La panchina rossa di Villa Paganini, inaugurata oggi 25 novembre, Giornata internazionale per l’eliminazione della violenza contro le donne, è un’iniziativa promossa da Condexo: l’azienda che ha sviluppato un innovativo software per la gestione condominiale e che, proprio nella storica villa romana, nel settembre scorso ha sponsorizzato anche il lancio delle coccinelle nell’ambito del progetto ‘Coccinella Libera Tutti’ per salvare dieci giovani pini dalla cocciniglia tartaruga. Un impegno che travalica quello dei condomini: “In occasione della Giornata internazionale per l’eliminazione della violenza contro le donne abbiamo ritenuto fondamentale dare il nostro contributo per sensibilizzare la collettività su un fenomeno che ancora oggi nella nostra società è purtroppo presente con numeri preoccupanti” – hanno dichiarato Clarissa D’Artibale, Serena Quaglia e Alessandra Valenti, Project Manager di Condexo. “Abbiamo scelto di avvalerci della della collaborazione di Arte e Città a Colori e della sapienza artistica di Amars, scegliendo quindi un uomo per realizzare la panchina rossa di Villa Paganini, per far passare forte e chiaro il messaggio che la violenza sulle donne non è una questione al femminile.
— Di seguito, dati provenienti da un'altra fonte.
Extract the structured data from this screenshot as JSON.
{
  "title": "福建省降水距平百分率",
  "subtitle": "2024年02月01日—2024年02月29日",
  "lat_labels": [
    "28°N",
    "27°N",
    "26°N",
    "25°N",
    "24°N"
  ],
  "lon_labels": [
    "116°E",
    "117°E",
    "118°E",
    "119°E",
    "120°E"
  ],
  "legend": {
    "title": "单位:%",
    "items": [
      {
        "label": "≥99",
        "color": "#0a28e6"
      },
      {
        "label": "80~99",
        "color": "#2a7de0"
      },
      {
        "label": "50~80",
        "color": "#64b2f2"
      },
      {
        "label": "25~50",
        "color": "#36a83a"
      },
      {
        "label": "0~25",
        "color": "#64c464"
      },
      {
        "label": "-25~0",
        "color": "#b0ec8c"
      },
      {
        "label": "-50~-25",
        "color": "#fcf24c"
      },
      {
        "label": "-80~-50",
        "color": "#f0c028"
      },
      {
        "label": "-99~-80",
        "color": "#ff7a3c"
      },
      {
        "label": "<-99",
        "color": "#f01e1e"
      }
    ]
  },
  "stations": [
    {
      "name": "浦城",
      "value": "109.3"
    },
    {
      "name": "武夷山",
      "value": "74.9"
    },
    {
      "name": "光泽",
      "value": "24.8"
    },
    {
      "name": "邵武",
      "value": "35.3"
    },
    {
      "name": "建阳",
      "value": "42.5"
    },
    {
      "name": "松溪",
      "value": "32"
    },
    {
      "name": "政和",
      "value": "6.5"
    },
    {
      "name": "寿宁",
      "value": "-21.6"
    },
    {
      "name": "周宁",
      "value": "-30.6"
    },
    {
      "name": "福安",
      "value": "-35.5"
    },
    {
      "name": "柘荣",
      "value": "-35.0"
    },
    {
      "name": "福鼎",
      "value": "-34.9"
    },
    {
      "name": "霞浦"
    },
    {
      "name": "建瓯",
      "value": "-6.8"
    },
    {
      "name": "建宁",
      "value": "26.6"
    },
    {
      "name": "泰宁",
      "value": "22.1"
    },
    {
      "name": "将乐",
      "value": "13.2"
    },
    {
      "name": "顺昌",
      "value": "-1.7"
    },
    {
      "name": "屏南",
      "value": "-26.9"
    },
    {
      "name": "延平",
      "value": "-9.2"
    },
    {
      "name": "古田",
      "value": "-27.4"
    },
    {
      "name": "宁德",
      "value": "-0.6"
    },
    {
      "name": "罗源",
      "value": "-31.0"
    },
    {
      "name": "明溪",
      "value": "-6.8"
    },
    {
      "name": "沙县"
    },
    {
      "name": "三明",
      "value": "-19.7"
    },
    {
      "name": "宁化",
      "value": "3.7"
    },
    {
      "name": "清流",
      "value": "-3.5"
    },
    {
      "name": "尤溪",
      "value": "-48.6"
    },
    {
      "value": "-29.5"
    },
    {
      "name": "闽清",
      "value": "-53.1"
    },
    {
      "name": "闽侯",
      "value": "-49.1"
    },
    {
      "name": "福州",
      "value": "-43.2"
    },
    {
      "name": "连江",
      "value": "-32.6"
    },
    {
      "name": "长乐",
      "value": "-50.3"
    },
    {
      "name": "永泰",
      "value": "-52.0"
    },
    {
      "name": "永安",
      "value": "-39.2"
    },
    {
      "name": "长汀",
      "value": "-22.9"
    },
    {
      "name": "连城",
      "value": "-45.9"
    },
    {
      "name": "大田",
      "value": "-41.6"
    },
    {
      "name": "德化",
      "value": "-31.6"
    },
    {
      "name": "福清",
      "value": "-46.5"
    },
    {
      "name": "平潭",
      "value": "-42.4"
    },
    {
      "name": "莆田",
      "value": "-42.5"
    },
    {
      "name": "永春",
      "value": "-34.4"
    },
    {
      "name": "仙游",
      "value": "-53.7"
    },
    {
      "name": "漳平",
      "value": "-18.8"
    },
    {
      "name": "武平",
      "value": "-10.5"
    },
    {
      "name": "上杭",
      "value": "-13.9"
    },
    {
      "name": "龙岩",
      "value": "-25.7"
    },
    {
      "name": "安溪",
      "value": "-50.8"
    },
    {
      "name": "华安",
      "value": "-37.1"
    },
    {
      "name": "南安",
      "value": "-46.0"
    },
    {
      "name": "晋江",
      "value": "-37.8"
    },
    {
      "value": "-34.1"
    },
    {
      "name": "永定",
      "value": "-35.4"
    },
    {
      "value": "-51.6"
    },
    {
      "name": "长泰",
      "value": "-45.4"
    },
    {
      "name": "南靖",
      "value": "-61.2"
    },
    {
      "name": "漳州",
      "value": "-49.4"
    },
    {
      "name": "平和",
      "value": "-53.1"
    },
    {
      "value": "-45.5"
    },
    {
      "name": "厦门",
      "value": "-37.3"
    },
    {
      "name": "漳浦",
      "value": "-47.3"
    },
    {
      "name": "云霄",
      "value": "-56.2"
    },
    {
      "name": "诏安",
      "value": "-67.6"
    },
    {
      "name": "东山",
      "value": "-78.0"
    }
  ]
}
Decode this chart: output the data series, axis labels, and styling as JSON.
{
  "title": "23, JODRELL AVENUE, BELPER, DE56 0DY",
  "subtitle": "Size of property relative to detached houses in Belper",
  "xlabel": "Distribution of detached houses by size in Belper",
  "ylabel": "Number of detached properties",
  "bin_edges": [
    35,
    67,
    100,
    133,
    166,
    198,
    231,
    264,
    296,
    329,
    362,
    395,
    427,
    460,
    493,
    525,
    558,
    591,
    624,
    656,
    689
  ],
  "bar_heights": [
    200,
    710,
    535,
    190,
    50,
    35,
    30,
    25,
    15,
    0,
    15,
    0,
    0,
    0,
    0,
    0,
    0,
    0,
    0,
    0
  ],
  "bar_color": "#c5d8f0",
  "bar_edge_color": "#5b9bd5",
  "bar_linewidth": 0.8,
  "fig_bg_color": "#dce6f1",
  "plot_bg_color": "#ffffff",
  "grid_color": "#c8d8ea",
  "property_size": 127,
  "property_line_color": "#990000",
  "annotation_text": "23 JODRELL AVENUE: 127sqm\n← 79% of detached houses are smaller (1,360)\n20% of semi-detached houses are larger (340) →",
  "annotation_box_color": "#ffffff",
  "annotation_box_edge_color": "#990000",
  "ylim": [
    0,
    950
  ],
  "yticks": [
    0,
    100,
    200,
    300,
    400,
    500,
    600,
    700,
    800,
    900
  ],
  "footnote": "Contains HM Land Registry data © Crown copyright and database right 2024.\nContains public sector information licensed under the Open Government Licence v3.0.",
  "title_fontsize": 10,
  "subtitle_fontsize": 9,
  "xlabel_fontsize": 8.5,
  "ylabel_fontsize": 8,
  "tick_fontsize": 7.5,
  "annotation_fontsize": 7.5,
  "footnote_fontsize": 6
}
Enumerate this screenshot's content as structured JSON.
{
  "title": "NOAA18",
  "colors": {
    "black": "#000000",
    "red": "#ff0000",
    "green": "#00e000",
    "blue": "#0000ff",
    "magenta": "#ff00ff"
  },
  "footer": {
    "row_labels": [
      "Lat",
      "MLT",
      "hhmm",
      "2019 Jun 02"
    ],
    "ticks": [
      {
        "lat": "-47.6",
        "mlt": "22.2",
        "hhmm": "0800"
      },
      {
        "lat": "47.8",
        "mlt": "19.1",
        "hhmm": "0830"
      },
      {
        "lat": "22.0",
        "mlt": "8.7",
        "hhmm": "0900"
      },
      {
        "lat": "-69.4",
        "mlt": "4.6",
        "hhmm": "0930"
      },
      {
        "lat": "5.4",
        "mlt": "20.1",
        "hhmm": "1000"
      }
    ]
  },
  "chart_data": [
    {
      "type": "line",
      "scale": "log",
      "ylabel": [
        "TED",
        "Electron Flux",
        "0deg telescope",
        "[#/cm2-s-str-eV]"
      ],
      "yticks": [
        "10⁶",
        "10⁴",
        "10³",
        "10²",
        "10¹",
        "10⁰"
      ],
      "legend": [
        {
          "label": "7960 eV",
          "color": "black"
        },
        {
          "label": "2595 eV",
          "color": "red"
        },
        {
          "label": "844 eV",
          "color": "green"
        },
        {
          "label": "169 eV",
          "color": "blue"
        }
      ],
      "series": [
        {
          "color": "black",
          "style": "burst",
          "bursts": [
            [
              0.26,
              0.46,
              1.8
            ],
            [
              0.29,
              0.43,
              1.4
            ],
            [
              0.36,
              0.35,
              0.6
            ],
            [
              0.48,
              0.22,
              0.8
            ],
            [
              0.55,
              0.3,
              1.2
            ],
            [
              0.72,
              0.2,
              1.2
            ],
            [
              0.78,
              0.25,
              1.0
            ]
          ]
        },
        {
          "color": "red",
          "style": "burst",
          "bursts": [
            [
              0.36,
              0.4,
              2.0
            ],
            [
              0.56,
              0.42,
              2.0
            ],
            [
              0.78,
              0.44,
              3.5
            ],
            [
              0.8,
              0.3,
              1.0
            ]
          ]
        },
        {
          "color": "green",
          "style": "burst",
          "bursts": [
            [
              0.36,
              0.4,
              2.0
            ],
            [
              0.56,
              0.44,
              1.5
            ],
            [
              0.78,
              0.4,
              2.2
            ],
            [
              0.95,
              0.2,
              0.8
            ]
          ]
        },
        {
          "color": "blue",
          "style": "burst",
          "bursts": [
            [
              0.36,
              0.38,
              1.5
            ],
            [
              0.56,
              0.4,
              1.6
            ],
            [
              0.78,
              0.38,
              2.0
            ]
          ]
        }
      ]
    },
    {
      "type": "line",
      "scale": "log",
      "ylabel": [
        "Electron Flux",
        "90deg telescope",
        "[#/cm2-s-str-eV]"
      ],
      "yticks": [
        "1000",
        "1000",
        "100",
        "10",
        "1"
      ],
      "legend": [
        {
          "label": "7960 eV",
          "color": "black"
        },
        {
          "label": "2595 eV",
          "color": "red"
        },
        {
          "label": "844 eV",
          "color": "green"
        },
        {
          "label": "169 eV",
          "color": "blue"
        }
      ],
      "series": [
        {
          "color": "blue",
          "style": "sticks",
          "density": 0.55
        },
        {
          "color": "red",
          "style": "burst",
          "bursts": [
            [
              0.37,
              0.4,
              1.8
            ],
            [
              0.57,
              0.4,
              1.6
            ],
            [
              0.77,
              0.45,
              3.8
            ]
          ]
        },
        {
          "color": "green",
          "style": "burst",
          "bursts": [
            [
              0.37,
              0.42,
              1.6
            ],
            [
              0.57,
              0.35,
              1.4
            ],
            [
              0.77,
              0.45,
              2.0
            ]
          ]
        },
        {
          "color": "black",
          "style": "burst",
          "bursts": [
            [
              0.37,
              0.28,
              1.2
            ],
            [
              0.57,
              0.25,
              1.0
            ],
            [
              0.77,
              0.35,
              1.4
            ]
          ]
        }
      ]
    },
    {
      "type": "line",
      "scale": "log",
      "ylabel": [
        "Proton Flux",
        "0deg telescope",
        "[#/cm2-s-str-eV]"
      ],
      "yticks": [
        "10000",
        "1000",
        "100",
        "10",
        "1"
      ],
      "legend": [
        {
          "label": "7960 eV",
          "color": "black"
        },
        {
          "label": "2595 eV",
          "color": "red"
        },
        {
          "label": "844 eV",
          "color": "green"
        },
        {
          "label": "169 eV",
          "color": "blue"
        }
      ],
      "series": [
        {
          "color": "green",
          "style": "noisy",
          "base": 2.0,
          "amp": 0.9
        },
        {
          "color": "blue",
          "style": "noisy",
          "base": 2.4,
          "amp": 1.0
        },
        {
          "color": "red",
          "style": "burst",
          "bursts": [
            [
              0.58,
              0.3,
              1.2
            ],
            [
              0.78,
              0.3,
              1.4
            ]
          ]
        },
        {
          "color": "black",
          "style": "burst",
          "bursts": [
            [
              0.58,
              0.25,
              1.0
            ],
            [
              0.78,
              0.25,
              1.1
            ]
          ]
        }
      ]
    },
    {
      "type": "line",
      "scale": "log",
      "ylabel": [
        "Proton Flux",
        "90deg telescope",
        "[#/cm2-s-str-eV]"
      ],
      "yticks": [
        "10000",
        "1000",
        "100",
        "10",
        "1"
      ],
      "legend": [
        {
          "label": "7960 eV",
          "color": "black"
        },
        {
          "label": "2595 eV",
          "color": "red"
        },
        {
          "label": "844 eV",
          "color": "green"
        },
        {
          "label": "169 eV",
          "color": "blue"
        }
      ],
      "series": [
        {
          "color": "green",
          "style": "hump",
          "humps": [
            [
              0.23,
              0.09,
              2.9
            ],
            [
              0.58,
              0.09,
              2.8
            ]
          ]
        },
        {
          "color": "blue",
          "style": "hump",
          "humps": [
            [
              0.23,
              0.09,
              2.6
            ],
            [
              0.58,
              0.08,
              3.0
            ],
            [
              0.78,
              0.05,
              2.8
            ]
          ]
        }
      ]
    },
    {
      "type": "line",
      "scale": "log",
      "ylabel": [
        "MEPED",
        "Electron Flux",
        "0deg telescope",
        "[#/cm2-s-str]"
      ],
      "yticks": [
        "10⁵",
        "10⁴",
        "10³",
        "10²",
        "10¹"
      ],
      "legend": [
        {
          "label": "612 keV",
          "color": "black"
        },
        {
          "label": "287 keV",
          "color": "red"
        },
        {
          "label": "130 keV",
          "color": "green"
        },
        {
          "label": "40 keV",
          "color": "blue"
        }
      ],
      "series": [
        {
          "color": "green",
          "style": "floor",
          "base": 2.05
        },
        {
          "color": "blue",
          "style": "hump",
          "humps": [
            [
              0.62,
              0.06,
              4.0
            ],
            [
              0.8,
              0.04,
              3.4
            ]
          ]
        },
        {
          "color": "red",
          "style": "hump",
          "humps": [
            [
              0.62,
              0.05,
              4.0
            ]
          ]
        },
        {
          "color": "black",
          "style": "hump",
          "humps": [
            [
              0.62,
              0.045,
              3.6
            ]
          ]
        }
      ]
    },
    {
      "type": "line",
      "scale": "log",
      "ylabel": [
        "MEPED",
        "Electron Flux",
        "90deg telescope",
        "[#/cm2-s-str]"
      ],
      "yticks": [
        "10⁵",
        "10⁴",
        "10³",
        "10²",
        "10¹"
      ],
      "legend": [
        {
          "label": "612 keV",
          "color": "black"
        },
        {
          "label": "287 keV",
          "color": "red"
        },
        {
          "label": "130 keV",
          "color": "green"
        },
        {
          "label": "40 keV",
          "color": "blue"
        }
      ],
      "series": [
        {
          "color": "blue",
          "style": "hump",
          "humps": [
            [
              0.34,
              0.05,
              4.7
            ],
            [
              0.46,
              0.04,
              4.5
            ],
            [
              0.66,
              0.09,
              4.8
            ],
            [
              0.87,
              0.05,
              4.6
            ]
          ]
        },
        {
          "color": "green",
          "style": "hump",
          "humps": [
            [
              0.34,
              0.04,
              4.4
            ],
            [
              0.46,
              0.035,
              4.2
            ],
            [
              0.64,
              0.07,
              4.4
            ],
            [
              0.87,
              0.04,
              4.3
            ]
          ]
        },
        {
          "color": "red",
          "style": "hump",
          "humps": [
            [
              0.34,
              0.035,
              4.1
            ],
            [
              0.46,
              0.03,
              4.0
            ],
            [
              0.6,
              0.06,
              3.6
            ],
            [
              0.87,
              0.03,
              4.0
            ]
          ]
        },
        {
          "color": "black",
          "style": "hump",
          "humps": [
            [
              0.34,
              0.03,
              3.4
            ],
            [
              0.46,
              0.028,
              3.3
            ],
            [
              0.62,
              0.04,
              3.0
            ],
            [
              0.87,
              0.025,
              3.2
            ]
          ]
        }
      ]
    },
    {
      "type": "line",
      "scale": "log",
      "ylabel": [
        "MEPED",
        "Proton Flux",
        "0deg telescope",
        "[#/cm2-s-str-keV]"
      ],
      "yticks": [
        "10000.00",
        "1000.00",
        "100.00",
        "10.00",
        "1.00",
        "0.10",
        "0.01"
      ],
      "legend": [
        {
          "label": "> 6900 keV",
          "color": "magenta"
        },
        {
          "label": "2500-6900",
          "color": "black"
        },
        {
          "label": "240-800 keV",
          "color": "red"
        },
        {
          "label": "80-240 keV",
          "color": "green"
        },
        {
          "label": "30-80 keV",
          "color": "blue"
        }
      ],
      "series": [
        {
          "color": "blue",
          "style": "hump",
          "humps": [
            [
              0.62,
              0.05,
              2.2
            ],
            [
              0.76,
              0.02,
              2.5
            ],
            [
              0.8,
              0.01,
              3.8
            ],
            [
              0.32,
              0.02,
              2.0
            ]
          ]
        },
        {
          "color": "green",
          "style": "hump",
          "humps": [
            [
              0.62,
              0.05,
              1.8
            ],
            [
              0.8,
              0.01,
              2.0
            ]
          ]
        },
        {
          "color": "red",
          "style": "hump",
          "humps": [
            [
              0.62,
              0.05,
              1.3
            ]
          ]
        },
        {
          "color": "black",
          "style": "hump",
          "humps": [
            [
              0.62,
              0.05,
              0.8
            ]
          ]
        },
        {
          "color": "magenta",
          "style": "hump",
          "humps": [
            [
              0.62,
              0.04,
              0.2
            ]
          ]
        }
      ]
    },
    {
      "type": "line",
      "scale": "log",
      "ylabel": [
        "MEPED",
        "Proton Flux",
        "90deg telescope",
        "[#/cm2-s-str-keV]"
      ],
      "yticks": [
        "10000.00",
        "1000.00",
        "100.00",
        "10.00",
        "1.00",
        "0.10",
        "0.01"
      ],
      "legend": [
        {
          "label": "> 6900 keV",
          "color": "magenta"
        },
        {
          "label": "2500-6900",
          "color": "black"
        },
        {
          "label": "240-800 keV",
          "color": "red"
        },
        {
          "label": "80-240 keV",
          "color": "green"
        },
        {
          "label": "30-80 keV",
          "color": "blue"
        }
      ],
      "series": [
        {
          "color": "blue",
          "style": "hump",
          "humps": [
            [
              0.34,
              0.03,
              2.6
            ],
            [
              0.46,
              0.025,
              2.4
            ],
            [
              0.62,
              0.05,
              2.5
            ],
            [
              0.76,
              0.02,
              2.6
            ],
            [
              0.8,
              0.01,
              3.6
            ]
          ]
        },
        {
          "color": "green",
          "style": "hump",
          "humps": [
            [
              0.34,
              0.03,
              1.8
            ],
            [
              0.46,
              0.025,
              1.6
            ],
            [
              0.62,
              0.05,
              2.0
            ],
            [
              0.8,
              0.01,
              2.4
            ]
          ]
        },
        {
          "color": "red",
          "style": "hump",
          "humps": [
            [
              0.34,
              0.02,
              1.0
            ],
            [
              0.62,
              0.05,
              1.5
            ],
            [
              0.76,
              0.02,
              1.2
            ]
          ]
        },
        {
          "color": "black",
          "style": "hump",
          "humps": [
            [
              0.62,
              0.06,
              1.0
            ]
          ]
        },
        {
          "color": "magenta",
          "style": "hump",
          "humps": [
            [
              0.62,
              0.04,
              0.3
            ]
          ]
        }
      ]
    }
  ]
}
Tutti dobbiamo impegnarci per arginare questo odioso fenomeno e dire stop alla violenza sulle donne. Invitiamo le vittime di violenza e stalking a non avere paura e, in caso di bisogno, chiamare il 1522”.

 

“Il rispetto per le donne non dovrebbe essere una bella frase in occasione di queste ricorrenza ma un impegno costante e continuo che giornalmente dobbiamo avere. L’uso della violenza contro le donne – ha aggiunto Franco Galvano, presidente di Arte e Città a Colori – è un atto vile e di prepotenza ed il nostro rapporto con le donne deve essere sempre improntato al rispetto e alla gentilezza. Con le nostre panchine, oltre questa di Villa Paganini cinque le abbiamo realizzate e messe all’asta con Wire Coworking, vogliamo esprimere questi concetti ed anche l’arte è un veicolo per trasmettere un messaggio di solidarietà e impegno”.